Your poem is beautiful.
And thank you for the link to Stanley Kunitz, that was quite an experience as well.
Gardening does make one think a lot, for some reason.

Pam

Anna Maria: Kunitz' book is really nice - and there are all of this images of him in his garden, which looks really amazing. He can grow so many of the perennials that I cannot. I like his poetry (but he's not a favorite) - I probably think I'd like him more than his poetry.

The County Clerk

My goodness. I've been distracted and missed a great deal.

The first dog thing is remarkable. Holst is "not my bag" - though I can't tell you how many times I've purchased "the planets" in different forms to try and convince myself otherwise. Poetry and Science can be one, I think. After all, what is more poetic than the natural world, as we learn more and more about it (and yet still know nothing). The " collection of poems written by poets after a conversation with a scientist" in interesting, though as I've stated immediately before, I'm more interested in Poet Scientists... like you.

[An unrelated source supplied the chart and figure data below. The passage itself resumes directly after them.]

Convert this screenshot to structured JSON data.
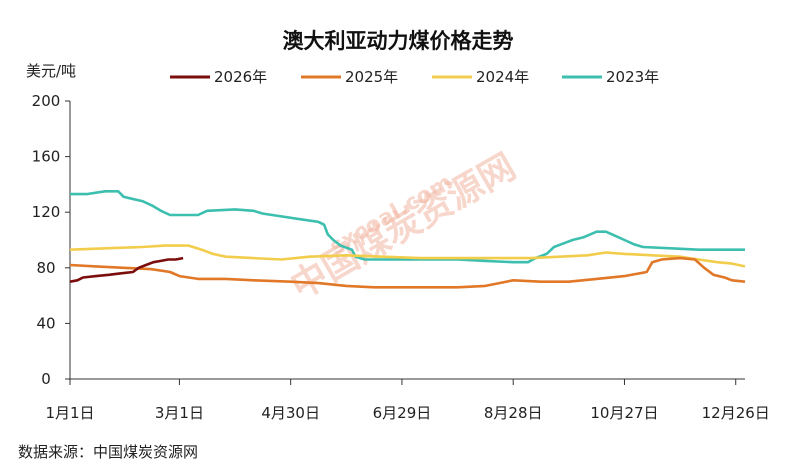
{
  "chart_data": {
    "type": "line",
    "title": "澳大利亚动力煤价格走势",
    "ylabel": "美元/吨",
    "xlabel": "",
    "ylim": [
      0,
      200
    ],
    "yticks": [
      0,
      40,
      80,
      120,
      160,
      200
    ],
    "xlim": [
      1,
      365
    ],
    "x_ticks": [
      {
        "label": "1月1日",
        "day": 1
      },
      {
        "label": "3月1日",
        "day": 60
      },
      {
        "label": "4月30日",
        "day": 120
      },
      {
        "label": "6月29日",
        "day": 180
      },
      {
        "label": "8月28日",
        "day": 240
      },
      {
        "label": "10月27日",
        "day": 300
      },
      {
        "label": "12月26日",
        "day": 360
      }
    ],
    "grid": false,
    "legend": "top",
    "x_unit": "day of year",
    "series": [
      {
        "name": "2026年",
        "color": "#7b0d0d",
        "points": [
          [
            1,
            70
          ],
          [
            5,
            71
          ],
          [
            8,
            73
          ],
          [
            15,
            74
          ],
          [
            22,
            75
          ],
          [
            28,
            76
          ],
          [
            35,
            77
          ],
          [
            38,
            80
          ],
          [
            42,
            82
          ],
          [
            46,
            84
          ],
          [
            50,
            85
          ],
          [
            54,
            86
          ],
          [
            58,
            86
          ],
          [
            62,
            87
          ]
        ]
      },
      {
        "name": "2025年",
        "color": "#e07828",
        "points": [
          [
            1,
            82
          ],
          [
            15,
            81
          ],
          [
            30,
            80
          ],
          [
            45,
            79
          ],
          [
            55,
            77
          ],
          [
            60,
            74
          ],
          [
            70,
            72
          ],
          [
            85,
            72
          ],
          [
            100,
            71
          ],
          [
            120,
            70
          ],
          [
            135,
            69
          ],
          [
            150,
            67
          ],
          [
            165,
            66
          ],
          [
            180,
            66
          ],
          [
            195,
            66
          ],
          [
            210,
            66
          ],
          [
            225,
            67
          ],
          [
            240,
            71
          ],
          [
            255,
            70
          ],
          [
            270,
            70
          ],
          [
            285,
            72
          ],
          [
            300,
            74
          ],
          [
            312,
            77
          ],
          [
            315,
            84
          ],
          [
            320,
            86
          ],
          [
            330,
            87
          ],
          [
            338,
            86
          ],
          [
            343,
            80
          ],
          [
            348,
            75
          ],
          [
            354,
            73
          ],
          [
            358,
            71
          ],
          [
            365,
            70
          ]
        ]
      },
      {
        "name": "2024年",
        "color": "#f2cd4c",
        "points": [
          [
            1,
            93
          ],
          [
            20,
            94
          ],
          [
            40,
            95
          ],
          [
            52,
            96
          ],
          [
            65,
            96
          ],
          [
            72,
            93
          ],
          [
            78,
            90
          ],
          [
            85,
            88
          ],
          [
            100,
            87
          ],
          [
            115,
            86
          ],
          [
            130,
            88
          ],
          [
            150,
            89
          ],
          [
            170,
            88
          ],
          [
            190,
            87
          ],
          [
            210,
            87
          ],
          [
            230,
            87
          ],
          [
            250,
            87
          ],
          [
            265,
            88
          ],
          [
            280,
            89
          ],
          [
            290,
            91
          ],
          [
            300,
            90
          ],
          [
            315,
            89
          ],
          [
            330,
            88
          ],
          [
            340,
            86
          ],
          [
            350,
            84
          ],
          [
            358,
            83
          ],
          [
            365,
            81
          ]
        ]
      },
      {
        "name": "2023年",
        "color": "#3cbfae",
        "points": [
          [
            1,
            133
          ],
          [
            10,
            133
          ],
          [
            15,
            134
          ],
          [
            20,
            135
          ],
          [
            27,
            135
          ],
          [
            30,
            131
          ],
          [
            40,
            128
          ],
          [
            45,
            125
          ],
          [
            50,
            121
          ],
          [
            55,
            118
          ],
          [
            70,
            118
          ],
          [
            75,
            121
          ],
          [
            90,
            122
          ],
          [
            100,
            121
          ],
          [
            105,
            119
          ],
          [
            115,
            117
          ],
          [
            125,
            115
          ],
          [
            135,
            113
          ],
          [
            138,
            111
          ],
          [
            140,
            104
          ],
          [
            143,
            100
          ],
          [
            147,
            96
          ],
          [
            153,
            93
          ],
          [
            155,
            88
          ],
          [
            160,
            86
          ],
          [
            170,
            86
          ],
          [
            180,
            86
          ],
          [
            195,
            86
          ],
          [
            210,
            86
          ],
          [
            225,
            85
          ],
          [
            240,
            84
          ],
          [
            248,
            84
          ],
          [
            252,
            87
          ],
          [
            258,
            90
          ],
          [
            262,
            95
          ],
          [
            268,
            98
          ],
          [
            272,
            100
          ],
          [
            278,
            102
          ],
          [
            285,
            106
          ],
          [
            290,
            106
          ],
          [
            295,
            103
          ],
          [
            300,
            100
          ],
          [
            305,
            97
          ],
          [
            310,
            95
          ],
          [
            325,
            94
          ],
          [
            340,
            93
          ],
          [
            355,
            93
          ],
          [
            365,
            93
          ]
        ]
      }
    ],
    "source": "数据来源：中国煤炭资源网",
    "watermark": "中国煤炭资源网",
    "watermark_url": "sxcoal.com"
  }
}
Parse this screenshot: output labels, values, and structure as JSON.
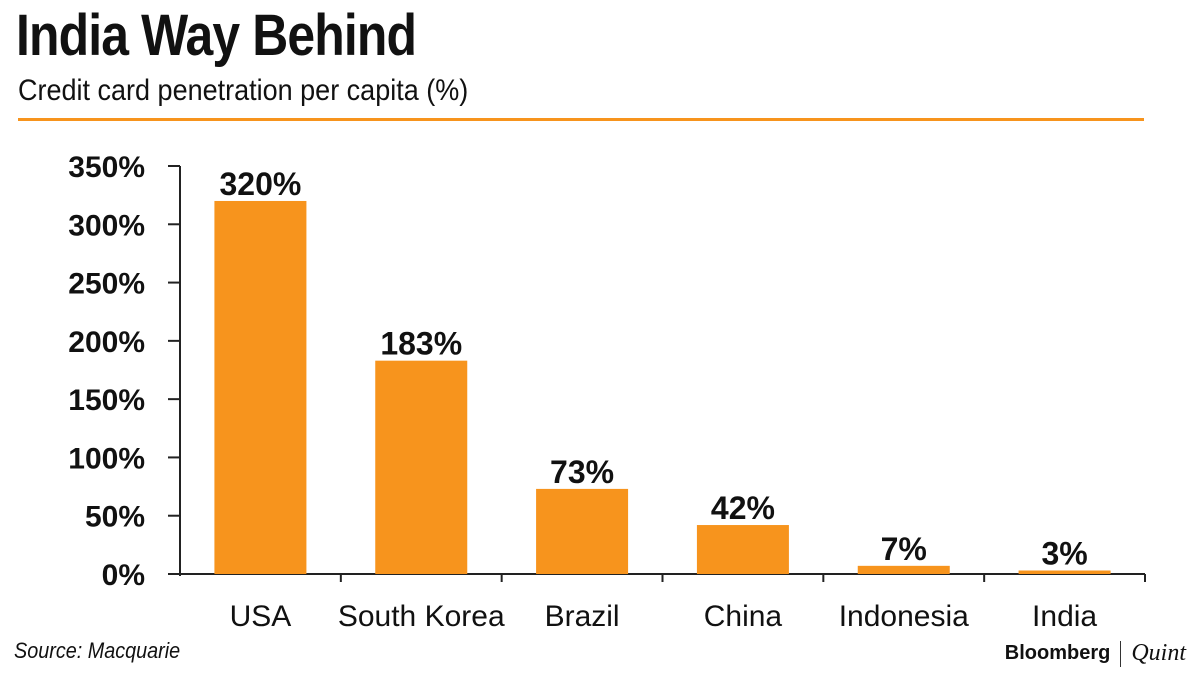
{
  "colors": {
    "bar": "#F7941D",
    "divider": "#F7941D",
    "axis": "#222222"
  },
  "header": {
    "title": "India Way Behind",
    "subtitle": "Credit card penetration per capita (%)"
  },
  "footer": {
    "source": "Source: Macquarie",
    "brand_a": "Bloomberg",
    "brand_b": "Quint"
  },
  "chart_data": {
    "type": "bar",
    "title": "India Way Behind",
    "subtitle": "Credit card penetration per capita (%)",
    "categories": [
      "USA",
      "South Korea",
      "Brazil",
      "China",
      "Indonesia",
      "India"
    ],
    "values": [
      320,
      183,
      73,
      42,
      7,
      3
    ],
    "data_labels": [
      "320%",
      "183%",
      "73%",
      "42%",
      "7%",
      "3%"
    ],
    "ylim": [
      0,
      350
    ],
    "yticks": [
      0,
      50,
      100,
      150,
      200,
      250,
      300,
      350
    ],
    "ytick_labels": [
      "0%",
      "50%",
      "100%",
      "150%",
      "200%",
      "250%",
      "300%",
      "350%"
    ],
    "grid": false,
    "legend": "none",
    "xlabel": "",
    "ylabel": ""
  }
}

Your post of bacteria - Communicating Science - was an "artful" thing. The communication you claimed to see was in your head and in your perception of a 2D image. You shared it, and now it is in our heads too. The fact that you even dealth with "communication" (which may be an abstract idea - I'm trying to decide) is interesting.

In short, I think we (not you but society) "cop out" and label some people as scientists and accountants and others as "creatives." This is a flawed perspective. We are all creatrive. Some of us just don't care about curtains.

I don't know many scientists, but those I do know are invariably creative. They are just programed to believe that they aren't, because they are "scientists."

I need to spend some more time here. I saw some hollyhocks somewhere. I need to catch up.

The County Clerk

Ah! The ode is yours!

Ha! Now that's a delight.

Pam

CC: Yes, people often draw curtains - around each other and themselves. Unfortunate and unnecessary I think. Perhaps you need to write an 'Ode to Lupines'? I think it's a useful exercise - of both word usage and gratitude.